Definition of fiction. 1 a : something invented by the imagination or feigned; specifically : an invented story b : fictitious literature (as novels or short stories) c : a work of fiction; especially : novel.
As you may realise if you have been reading this blog for a while, my novels deal with time travel and alternative history.
They have occasionally been criticised for not complying with the laws of physics (‘If you change history, your heroine will not have existed’, ‘You can’t go backwards in time’, ‘You can’t have Richard co-existing with his bones – it breaks the laws of physics’, ‘It would create a paradox’, etc, etc). Well, I’ve got news for you folks: the books are FICTION, products of my own imagination, so actually I can break the laws of physics, the law of the land, the law of gravity or any other law I like.

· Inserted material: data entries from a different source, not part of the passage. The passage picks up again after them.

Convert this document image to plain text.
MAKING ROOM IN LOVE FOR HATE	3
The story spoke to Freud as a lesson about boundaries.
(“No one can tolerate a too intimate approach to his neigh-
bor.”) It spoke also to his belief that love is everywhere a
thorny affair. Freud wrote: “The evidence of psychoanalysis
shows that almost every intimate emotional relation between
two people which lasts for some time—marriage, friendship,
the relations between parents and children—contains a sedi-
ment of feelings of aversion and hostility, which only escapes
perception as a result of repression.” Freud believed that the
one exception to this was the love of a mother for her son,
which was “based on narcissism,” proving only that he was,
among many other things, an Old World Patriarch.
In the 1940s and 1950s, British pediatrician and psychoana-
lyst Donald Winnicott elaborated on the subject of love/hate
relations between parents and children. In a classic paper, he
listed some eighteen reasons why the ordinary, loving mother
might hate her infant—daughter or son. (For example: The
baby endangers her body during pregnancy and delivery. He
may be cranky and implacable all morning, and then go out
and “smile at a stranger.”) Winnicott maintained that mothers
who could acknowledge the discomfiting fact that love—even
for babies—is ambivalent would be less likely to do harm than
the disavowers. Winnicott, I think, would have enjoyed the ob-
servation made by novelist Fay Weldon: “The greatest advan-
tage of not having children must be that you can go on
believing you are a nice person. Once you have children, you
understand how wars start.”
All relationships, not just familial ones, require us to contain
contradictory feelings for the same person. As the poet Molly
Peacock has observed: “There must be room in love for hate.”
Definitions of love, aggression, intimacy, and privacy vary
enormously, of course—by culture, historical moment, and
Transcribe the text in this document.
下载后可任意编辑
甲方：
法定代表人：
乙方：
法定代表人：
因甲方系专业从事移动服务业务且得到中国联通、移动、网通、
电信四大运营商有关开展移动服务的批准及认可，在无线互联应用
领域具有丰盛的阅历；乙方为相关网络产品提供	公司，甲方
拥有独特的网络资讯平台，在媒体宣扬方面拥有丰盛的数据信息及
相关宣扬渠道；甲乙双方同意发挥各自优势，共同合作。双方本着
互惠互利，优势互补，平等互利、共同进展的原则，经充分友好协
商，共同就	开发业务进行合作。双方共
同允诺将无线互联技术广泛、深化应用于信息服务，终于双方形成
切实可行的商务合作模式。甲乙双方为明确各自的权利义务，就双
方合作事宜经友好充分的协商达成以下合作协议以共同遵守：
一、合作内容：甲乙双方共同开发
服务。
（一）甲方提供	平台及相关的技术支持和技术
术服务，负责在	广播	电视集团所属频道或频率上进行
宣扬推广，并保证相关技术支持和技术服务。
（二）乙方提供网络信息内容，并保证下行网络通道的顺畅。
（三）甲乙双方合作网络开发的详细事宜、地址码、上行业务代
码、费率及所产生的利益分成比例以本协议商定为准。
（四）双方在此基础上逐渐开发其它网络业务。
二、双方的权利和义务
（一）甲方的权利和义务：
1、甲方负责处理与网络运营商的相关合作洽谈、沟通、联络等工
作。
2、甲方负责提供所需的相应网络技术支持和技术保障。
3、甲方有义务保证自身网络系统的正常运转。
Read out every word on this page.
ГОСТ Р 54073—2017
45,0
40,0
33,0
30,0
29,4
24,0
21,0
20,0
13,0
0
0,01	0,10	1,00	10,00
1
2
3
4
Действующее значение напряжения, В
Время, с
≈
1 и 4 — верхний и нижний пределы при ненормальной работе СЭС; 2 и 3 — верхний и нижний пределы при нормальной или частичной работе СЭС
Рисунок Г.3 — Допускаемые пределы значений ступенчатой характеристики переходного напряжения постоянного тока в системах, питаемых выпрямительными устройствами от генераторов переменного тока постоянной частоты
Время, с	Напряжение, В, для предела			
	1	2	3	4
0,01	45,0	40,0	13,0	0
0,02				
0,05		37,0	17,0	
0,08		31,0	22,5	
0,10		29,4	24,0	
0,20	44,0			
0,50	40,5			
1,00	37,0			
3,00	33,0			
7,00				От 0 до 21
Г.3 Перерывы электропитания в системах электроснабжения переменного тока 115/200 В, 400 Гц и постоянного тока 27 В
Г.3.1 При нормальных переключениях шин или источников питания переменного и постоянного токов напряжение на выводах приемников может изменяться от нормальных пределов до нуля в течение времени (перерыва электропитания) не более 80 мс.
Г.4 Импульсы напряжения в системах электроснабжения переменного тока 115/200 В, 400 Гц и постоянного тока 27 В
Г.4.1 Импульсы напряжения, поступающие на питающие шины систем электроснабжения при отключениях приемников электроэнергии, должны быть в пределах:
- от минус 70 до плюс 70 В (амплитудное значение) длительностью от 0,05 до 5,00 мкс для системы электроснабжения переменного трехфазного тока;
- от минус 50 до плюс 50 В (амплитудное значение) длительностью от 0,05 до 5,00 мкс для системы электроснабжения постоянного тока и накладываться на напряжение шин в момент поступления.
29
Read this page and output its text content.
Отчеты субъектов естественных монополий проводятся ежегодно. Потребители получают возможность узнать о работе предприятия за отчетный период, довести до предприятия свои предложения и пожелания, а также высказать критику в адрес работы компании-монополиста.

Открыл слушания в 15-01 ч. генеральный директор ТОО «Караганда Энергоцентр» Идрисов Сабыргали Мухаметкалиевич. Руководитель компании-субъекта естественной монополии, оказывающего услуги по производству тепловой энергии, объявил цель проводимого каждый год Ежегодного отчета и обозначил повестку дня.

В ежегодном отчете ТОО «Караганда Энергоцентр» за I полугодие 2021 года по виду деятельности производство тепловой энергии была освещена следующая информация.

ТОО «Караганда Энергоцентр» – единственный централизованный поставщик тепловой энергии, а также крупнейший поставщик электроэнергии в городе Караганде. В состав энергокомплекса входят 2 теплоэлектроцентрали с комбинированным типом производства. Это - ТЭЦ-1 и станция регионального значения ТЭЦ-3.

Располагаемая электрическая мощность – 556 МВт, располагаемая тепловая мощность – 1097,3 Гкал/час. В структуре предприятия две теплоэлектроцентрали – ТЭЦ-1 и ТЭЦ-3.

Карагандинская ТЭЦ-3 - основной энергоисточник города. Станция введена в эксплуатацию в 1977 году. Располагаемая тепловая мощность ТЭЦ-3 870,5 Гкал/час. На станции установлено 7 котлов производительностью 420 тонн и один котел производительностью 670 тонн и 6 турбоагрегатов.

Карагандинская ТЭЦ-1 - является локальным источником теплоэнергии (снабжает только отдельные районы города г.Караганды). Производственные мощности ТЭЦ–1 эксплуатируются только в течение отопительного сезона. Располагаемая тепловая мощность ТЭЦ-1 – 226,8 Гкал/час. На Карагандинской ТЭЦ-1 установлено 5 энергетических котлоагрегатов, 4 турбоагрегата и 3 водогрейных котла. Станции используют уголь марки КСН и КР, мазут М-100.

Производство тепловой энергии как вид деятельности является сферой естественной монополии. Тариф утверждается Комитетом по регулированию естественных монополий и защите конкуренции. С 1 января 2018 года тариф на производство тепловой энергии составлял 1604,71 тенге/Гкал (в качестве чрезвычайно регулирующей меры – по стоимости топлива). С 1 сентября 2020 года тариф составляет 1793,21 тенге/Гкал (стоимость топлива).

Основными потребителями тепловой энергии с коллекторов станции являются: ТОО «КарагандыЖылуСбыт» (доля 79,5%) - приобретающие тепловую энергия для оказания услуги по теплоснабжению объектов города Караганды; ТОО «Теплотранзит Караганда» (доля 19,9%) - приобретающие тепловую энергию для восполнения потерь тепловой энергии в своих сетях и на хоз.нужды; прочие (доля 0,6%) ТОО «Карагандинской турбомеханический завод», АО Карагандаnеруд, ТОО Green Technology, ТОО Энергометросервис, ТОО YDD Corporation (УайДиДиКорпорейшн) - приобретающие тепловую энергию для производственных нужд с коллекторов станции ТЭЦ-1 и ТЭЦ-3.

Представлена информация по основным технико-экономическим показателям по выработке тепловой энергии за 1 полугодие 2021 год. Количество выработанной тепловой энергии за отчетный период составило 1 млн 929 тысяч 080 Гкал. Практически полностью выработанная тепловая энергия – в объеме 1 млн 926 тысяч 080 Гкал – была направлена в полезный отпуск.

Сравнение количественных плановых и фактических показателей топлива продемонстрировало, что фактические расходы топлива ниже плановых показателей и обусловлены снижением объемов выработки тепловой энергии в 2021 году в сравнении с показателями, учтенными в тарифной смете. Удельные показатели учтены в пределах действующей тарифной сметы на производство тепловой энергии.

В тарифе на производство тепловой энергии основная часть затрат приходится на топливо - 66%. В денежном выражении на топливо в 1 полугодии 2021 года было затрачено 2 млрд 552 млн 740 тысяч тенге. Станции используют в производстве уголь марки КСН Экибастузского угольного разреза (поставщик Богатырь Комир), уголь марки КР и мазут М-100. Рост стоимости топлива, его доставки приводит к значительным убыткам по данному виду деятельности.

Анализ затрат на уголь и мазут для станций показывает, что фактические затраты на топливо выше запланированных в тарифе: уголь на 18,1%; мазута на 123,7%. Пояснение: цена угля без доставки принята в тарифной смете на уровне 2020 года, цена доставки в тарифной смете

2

In my books, I am God and I can do whatever I wish. That’s what fiction means (see above) – it doesn’t have to stick to the facts or the rules. And that’s what makes it fun both to write and to read. It gives you the ability to surprise, shock and entertain. It allows for creativity, ingenuity and originality. The ‘Back to the Future’ trilogy didn’t care about the laws of physics as long as the storyline was entertaining and the viewers could follow the plot – and they were great films.
Having said that, I do try to make my fictional world consistent in order to allow the reader to immerse themselves in my world and suspend their disbelief for a while. If everything were completely outlandish the story wouldn’t flow or give the illusion of a ‘real’ situation.
I remember the story of a cartoonist who wrote tales of a hero escaping from all sorts of dire situations – a different one every week. Then he went on holiday and his advance episodes got lost. The hero was tied on a railway track with the train almost upon him. How had the cartoonist got him out of this predicament? They couldn’t work it out. The Editor was beside himself and tried to get an assistant to sort out the ending, but despite wracking his brains, he could think of no way to save the hero. In desperation they sent a telegram to the cartoonist on his holiday and begged him to help them – could he send a reply back telling them how the hero escapes the oncoming train? When the reply arrived they opened it eagerly. The cartoonist had written: ‘In one bound he was free!’
A rather extreme example, but I’m sure you know what I mean!